Can We Find Balance?

Photo by Robyn Trask, Big Sir California
Photo by Robyn Trask, Big Sir California

One of the most challenging things for people in polyamorous relationships is finding a balance in their life between relationships and responsibilities.  This can be especially challenging for those who have children, demanding careers and/or are activists working toward awareness and tolerance.  I often get the question how do you have time for everything?  And I find myself asking that question tonight.

Many poly folks find themselves with all of the above challenges and can end up burning out in exhaustion.  At times when the question comes up, I will laugh and tell people that heading up Loving More often means I do not have time for loving more.  It is funny and ironic and also true.  I know many people find this same thing to be true for them.

I believe much of this comes from our heritage and the over the top work ethic of the puritans.  One thing I noticed in traveling around the world that people in the US work more hours and are busier than many other cultures.  We speak the phrase “I’m busy” as almost a badge of honor or testament to our self importance.  We put love, pleasure, fun and the like on the bottom of the list and wonder why our relationships grow apart.

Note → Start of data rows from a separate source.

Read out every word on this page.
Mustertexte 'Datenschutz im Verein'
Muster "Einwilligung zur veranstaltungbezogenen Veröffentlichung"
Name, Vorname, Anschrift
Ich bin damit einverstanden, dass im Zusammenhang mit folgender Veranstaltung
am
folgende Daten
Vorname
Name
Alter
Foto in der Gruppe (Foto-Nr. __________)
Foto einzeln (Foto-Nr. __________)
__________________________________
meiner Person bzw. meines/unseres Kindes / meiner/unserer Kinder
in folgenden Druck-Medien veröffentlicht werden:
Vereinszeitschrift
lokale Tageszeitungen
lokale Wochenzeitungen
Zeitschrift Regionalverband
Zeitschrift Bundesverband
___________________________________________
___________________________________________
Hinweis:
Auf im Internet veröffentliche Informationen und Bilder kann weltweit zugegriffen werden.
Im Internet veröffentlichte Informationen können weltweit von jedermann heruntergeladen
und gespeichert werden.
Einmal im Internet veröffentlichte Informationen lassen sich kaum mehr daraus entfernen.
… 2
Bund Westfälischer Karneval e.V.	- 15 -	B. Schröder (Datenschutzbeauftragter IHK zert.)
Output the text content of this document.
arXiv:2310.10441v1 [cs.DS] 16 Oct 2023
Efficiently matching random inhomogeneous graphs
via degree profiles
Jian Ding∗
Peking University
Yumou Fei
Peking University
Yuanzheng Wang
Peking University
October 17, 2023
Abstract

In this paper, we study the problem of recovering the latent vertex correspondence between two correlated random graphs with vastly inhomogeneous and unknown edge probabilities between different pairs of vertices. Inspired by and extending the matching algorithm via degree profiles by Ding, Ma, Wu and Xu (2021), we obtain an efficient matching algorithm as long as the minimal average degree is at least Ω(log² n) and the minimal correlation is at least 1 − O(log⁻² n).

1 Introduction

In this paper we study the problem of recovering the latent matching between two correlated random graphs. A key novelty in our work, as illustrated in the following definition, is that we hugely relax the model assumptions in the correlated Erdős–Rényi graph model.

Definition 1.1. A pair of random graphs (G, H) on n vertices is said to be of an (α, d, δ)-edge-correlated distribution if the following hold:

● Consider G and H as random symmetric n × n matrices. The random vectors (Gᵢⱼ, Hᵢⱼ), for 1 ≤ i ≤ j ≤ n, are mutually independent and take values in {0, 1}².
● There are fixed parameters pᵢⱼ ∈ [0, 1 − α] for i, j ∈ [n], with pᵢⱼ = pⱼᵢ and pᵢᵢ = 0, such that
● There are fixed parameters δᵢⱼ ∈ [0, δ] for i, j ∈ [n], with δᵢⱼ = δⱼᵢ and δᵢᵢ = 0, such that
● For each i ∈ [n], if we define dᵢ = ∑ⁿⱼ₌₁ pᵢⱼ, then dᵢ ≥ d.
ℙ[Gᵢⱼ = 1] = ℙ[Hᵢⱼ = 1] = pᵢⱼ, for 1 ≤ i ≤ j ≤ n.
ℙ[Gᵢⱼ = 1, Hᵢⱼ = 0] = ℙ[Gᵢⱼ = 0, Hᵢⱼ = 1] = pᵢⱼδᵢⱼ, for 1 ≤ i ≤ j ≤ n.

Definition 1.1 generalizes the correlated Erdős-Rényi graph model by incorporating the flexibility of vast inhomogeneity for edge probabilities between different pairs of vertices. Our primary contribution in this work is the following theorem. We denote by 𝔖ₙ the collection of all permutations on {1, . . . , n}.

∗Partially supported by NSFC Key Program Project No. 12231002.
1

I am on a quest to make time for family, lovers and friends and to balance pleasure with work.  I want to take time and breathe in the moments spent with the people I love.  Time is precious and life passes quickly.   I want to strive to move beyond the “I’m too busy” to a place where love and pleasure are as much a priority as work and activism.  After all what are we working for but the freedom to enjoy the pleasure our relationships without judgment.

I am curious do others share this challenge of putting fun and pleasure last, after work, activism and other duties?

4 Comments

  1. This is very true with me. With the current economy I am working two jobs and my wife works one, which leaves little time for my relationship with my wife much less adding any additional relationships. Trying to do so would leave even less time for my wife and would not be fair to my secondary relationships, either. So for now, I’m kind of laying low other than lovers I can see once in a while who don’t require the time and energy a full-blown polyamorous relationship does.

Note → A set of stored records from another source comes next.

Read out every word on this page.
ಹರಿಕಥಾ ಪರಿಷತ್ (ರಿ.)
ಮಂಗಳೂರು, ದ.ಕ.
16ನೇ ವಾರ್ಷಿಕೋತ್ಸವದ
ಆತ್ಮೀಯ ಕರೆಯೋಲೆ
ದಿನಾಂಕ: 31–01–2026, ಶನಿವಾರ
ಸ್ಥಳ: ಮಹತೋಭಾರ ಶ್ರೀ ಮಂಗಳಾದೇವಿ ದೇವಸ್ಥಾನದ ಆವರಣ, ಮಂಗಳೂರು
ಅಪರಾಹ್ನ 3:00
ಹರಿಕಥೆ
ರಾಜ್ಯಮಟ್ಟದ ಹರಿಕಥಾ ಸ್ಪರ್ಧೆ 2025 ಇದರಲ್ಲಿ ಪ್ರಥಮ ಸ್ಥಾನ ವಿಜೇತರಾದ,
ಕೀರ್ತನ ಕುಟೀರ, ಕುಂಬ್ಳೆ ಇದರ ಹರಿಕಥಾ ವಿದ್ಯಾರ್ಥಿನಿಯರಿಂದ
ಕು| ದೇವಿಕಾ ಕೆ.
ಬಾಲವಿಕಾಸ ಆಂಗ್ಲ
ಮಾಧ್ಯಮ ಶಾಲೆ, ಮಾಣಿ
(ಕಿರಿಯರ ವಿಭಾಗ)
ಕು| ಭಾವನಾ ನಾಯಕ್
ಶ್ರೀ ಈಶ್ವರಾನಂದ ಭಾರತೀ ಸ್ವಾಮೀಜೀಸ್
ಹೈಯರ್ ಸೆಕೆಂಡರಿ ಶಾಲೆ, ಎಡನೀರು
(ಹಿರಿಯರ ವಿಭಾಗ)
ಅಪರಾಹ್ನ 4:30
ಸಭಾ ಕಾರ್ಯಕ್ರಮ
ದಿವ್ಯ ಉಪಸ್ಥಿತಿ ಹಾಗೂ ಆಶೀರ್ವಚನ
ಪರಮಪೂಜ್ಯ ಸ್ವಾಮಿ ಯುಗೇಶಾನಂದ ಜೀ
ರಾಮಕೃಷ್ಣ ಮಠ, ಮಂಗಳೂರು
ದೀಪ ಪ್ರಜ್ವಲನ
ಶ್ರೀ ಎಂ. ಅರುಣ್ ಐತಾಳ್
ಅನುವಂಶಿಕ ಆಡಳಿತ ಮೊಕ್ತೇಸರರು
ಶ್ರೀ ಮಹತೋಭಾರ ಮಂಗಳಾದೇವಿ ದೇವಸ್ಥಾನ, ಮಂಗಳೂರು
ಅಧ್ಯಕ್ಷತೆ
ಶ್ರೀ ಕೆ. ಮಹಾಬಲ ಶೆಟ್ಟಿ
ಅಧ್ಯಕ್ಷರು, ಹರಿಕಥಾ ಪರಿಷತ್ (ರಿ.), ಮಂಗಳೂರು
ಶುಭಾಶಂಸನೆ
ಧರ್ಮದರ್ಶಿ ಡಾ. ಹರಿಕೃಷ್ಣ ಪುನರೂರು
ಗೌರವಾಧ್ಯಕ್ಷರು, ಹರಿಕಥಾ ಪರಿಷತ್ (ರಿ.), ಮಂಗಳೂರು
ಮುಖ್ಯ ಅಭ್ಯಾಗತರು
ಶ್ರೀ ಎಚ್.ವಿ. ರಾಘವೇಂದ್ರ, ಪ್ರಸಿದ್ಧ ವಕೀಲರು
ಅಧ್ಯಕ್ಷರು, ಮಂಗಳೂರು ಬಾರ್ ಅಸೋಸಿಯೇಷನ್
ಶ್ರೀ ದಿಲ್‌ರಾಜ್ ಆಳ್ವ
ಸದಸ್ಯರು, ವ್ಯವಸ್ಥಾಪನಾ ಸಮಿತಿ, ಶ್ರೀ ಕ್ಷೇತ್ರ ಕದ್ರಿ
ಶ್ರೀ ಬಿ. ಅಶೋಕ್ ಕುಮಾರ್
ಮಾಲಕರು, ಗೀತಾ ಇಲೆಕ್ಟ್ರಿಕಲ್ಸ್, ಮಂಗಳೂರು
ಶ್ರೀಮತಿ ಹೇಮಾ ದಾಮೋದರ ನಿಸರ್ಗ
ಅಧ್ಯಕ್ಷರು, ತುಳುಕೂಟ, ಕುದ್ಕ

  2. Well, old-fashioned Stoic that I am, I try to find fun and pleasure *in* work, activism, and duties. But I’ve learned to say “no” when the demands get out of balance.

    One of our household sayings is, “we can’t do everything.”

  3. With how busy the world has become and our current economy it is amazing that people have time for even casual relationships. Keeping ties with friends becomes a chore when you must work a lot and when not working you are worried about money/security.
    That is the position the average american is in…. It is a challenge for everybody. Not just those in polyamorous relationships.

  4. My husband and I believe that it’s important to enjoy one’s “work”. Each of us is in a career that allows us to do what we’re good at and follow our passions. This means that going to work rejuvenates us rather than drains us. It has taken ~7 years of personal exploration, self-development, patience, and a little luck to get to the point where we’re at.

    As for time with my partners – the three of us are fairly independent, and we get satisfaction out of simply being in the same room with each other, doing our own thing – and then talking about our various endeavors/projects/classes over a shared meal afterwards. Each of our respective activities (activism/research for me, World of Warcraft for Corey, and WoW & school for Dale) are like “secondaries” in our relationship. Seeing our partners happy with what they’re focused on makes the rest of us happy.

    As for trying to get other stuff done – we stick to doing things that we like to do or are inspired to do, and delegating the rest. Sometimes we’ll resort to bartering (or outright paying) others to the stuff that we either don’t have time or aren’t passionate about doing.